It seemed to be a promising year in the realm of victim blaming and shaming. Universities across the nation started discussions about active consent. Allies rallied behind a Columbia University student who vowed to carry the mattress she was raped on until her attacker was expelled. People were showing real promise. Two steps forward …
One step back …
In late November, Rolling Stone published a piece about a ghastly gang rape of a University of Virginia student by a bunch of frat boys. Within weeks, some contradicting claims surfaced, and Rolling Stone decided that their source’s credibility was shot. And then they said so, in a half-assed retraction that to them looks like an admission of guilt, but which reads a lot more like they’re trying to distance themselves from an unreliable source. Because you know the only thing less trustworthy than a woman is one who says she was raped. With one fell swoop, it seems that Rolling Stone may have undone this year’s accomplishments, and compromised discussions about active consent.

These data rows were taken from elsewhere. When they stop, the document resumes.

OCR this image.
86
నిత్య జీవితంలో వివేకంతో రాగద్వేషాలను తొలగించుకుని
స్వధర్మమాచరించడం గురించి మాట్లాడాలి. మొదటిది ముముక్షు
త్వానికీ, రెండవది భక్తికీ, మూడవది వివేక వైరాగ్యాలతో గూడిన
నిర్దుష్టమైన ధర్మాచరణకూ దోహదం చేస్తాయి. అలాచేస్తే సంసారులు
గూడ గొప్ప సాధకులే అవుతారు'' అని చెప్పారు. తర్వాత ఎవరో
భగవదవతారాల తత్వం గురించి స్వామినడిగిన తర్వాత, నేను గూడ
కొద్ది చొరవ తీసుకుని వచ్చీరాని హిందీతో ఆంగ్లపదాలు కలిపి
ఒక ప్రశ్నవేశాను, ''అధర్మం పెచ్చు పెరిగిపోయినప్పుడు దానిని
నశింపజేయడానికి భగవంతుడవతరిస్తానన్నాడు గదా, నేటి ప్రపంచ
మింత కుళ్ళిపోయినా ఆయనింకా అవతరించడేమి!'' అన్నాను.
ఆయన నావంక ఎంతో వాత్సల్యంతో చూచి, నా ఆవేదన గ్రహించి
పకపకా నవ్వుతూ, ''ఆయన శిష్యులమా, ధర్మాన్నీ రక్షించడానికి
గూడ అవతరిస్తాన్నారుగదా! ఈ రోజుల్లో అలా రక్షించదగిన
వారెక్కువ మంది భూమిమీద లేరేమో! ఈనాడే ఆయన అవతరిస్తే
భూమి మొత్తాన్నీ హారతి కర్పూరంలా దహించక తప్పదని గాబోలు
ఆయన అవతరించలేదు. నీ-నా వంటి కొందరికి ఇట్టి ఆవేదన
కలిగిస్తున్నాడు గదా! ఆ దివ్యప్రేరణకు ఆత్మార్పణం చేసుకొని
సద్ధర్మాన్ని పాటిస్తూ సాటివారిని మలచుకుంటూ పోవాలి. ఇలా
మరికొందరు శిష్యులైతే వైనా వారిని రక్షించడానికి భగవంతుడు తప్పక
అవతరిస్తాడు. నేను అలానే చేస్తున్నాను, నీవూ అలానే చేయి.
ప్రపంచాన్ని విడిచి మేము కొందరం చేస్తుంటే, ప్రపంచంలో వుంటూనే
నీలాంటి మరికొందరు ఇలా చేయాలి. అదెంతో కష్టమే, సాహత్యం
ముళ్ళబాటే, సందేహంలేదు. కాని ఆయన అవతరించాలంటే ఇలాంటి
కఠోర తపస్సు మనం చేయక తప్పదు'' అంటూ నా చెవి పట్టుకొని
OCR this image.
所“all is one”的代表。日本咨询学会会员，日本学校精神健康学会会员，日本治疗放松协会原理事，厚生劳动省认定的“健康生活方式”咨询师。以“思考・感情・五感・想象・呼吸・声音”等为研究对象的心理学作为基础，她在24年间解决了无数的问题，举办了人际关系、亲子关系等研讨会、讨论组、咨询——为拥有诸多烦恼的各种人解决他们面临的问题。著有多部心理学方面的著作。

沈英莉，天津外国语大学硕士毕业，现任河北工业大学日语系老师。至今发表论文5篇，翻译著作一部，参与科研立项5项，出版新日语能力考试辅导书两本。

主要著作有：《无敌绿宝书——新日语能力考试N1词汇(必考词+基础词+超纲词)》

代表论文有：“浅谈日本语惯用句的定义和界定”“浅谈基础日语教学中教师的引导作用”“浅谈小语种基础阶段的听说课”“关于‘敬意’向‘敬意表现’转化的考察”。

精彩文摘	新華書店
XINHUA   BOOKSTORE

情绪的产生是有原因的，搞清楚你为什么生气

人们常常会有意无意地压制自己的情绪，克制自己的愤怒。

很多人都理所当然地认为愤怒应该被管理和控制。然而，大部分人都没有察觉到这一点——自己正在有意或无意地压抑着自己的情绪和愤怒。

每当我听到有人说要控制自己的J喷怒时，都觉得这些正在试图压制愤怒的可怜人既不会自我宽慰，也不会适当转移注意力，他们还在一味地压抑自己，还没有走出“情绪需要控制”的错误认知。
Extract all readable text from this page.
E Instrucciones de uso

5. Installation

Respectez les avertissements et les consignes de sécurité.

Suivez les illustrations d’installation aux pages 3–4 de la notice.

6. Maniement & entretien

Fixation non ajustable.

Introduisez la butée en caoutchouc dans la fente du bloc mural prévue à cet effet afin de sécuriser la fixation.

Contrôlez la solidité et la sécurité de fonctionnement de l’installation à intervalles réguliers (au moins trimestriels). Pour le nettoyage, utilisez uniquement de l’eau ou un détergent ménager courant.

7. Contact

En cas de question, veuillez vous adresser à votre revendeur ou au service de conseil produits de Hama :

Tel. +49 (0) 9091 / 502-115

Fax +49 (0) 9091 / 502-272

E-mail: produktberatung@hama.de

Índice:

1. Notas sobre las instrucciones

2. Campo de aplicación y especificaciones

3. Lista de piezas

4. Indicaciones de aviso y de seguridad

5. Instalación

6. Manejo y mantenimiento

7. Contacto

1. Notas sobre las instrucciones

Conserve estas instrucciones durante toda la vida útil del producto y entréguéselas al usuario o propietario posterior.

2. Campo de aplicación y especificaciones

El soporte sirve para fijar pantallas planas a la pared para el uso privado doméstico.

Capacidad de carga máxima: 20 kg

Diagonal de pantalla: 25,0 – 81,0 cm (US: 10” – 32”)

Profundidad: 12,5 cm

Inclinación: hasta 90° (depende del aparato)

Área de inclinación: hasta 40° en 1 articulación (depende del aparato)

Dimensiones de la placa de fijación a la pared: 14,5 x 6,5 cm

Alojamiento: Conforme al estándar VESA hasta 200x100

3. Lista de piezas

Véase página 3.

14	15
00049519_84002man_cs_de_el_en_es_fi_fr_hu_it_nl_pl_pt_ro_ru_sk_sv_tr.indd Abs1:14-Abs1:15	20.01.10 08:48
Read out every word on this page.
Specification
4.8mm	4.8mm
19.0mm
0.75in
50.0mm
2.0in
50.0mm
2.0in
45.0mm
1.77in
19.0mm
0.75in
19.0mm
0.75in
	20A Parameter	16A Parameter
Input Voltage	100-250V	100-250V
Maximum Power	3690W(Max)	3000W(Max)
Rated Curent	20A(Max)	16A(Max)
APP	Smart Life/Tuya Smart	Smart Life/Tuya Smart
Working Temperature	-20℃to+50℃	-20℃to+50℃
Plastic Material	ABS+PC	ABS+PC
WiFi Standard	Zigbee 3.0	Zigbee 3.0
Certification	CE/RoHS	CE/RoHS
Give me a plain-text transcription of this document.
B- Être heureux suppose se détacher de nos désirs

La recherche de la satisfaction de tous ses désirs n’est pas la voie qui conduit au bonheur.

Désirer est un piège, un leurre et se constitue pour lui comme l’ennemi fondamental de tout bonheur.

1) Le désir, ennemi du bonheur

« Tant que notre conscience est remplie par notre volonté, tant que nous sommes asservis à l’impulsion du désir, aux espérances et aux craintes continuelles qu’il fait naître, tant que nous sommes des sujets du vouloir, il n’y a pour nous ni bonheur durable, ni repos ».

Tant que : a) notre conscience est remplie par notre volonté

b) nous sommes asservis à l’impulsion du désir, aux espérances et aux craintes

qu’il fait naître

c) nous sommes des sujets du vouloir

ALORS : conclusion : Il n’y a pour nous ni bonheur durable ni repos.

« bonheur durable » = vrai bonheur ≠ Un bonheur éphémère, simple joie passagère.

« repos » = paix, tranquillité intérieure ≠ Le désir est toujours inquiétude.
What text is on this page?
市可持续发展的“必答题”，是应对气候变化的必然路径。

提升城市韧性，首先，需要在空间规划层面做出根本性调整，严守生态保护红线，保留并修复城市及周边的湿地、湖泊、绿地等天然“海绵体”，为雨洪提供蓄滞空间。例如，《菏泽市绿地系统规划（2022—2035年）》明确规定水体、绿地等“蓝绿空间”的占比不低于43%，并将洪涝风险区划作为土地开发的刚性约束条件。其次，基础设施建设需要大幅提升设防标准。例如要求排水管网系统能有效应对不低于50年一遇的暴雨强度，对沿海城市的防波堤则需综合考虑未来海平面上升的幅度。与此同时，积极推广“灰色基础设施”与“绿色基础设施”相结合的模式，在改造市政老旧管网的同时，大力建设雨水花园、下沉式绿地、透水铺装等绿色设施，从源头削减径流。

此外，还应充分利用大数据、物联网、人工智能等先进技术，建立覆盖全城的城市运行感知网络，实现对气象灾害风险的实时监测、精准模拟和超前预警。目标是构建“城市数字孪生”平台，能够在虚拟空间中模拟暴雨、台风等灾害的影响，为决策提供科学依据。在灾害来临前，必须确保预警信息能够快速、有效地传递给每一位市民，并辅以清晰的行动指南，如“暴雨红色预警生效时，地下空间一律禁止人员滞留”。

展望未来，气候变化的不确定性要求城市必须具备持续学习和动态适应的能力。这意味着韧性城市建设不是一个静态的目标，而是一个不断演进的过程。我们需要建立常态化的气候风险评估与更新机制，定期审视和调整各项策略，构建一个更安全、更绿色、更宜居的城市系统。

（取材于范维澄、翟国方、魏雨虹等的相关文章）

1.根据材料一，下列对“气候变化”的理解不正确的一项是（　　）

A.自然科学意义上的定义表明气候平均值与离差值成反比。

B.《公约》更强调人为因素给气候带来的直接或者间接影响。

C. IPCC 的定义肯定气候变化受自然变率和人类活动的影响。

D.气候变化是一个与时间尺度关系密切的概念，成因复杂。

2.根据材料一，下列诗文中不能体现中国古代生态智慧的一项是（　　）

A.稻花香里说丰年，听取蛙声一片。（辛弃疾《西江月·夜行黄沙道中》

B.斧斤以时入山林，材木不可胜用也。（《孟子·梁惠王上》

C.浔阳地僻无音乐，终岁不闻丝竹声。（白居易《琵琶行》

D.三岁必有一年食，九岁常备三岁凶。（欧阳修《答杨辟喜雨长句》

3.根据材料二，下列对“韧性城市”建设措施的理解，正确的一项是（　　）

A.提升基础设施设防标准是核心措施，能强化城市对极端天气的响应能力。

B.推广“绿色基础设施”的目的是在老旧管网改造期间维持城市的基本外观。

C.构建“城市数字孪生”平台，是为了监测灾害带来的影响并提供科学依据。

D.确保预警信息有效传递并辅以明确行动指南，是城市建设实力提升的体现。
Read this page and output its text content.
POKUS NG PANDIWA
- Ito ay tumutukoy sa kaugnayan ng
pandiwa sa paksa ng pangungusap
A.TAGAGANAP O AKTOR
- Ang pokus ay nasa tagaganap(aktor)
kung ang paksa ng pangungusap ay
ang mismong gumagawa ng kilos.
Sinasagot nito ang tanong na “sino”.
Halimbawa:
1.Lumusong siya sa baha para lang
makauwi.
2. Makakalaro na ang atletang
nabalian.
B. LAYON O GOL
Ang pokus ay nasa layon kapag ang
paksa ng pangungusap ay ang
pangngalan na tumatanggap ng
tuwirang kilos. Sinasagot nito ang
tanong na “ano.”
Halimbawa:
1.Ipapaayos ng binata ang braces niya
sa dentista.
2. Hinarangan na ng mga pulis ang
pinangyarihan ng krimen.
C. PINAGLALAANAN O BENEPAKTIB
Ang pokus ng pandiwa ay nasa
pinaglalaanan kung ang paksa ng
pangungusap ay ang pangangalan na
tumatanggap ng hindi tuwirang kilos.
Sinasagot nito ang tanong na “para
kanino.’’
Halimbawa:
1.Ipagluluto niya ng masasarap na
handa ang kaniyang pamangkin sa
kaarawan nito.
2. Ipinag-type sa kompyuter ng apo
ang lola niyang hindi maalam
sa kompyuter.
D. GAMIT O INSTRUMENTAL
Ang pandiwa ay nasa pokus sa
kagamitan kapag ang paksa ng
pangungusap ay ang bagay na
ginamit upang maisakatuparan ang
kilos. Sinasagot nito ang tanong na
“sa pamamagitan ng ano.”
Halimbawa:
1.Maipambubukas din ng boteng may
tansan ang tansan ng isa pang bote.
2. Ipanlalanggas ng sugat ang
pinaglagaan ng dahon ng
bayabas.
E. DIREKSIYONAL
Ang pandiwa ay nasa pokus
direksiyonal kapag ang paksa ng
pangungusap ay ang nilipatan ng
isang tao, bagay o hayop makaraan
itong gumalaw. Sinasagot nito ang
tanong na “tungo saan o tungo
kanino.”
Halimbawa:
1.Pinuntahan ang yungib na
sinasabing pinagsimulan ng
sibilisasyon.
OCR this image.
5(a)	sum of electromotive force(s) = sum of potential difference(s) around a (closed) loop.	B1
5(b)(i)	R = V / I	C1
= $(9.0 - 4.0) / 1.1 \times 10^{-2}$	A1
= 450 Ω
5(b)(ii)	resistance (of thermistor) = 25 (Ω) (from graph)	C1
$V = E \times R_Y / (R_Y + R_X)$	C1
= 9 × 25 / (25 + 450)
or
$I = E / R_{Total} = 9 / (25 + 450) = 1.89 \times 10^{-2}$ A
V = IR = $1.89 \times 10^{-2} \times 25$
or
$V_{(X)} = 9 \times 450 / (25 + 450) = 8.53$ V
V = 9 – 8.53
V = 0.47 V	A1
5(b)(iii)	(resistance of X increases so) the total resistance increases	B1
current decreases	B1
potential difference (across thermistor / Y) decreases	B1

In other rape headlines, there’s finally public support for the victims of Bill Cosby (though it came only after Hannibal Buress, a man, pointed it out, even though there have been outcries from women for decades). But even though the world finally got it straight about Cosby being a rapist, the media still couldn’t let the victims go unscrutinized. That’s what must have gone through CNN talker Don Lemon’s skull when, in a televised interview, he asked one of Cosby’s victims why she didn’t use her teeth to avoid being raped. Thank you, Don Lemon, for your important contribution to journalism and social justice.
And finally, something we can’t forget—won’t forget—is the blaming of young black lives taken by cops. Murders justified by innocuous circumstances. Eric Garner had been illegally selling cigarettes. Michael Brown had shoplifted that day. John Crawford III was holding a toy gun in a WalMart. Tamir Rice—a 12-year-old boy—was holding a BB gun. These and the audacity of being alive while black have been, if not arguments for a rightful execution, then excuses for a wrongful one. This, a grotesque style of victim blaming, saying not only that they deserved it, but that they were not even the victim at all. In response, thousands have rallied and continue to rally in honor of black lives.
There will continue to be victims of sexual violence, of racial prejudice and police brutality. But if this year has told us anything, it is that these victims will no longer be silent, and shall not be forgotten.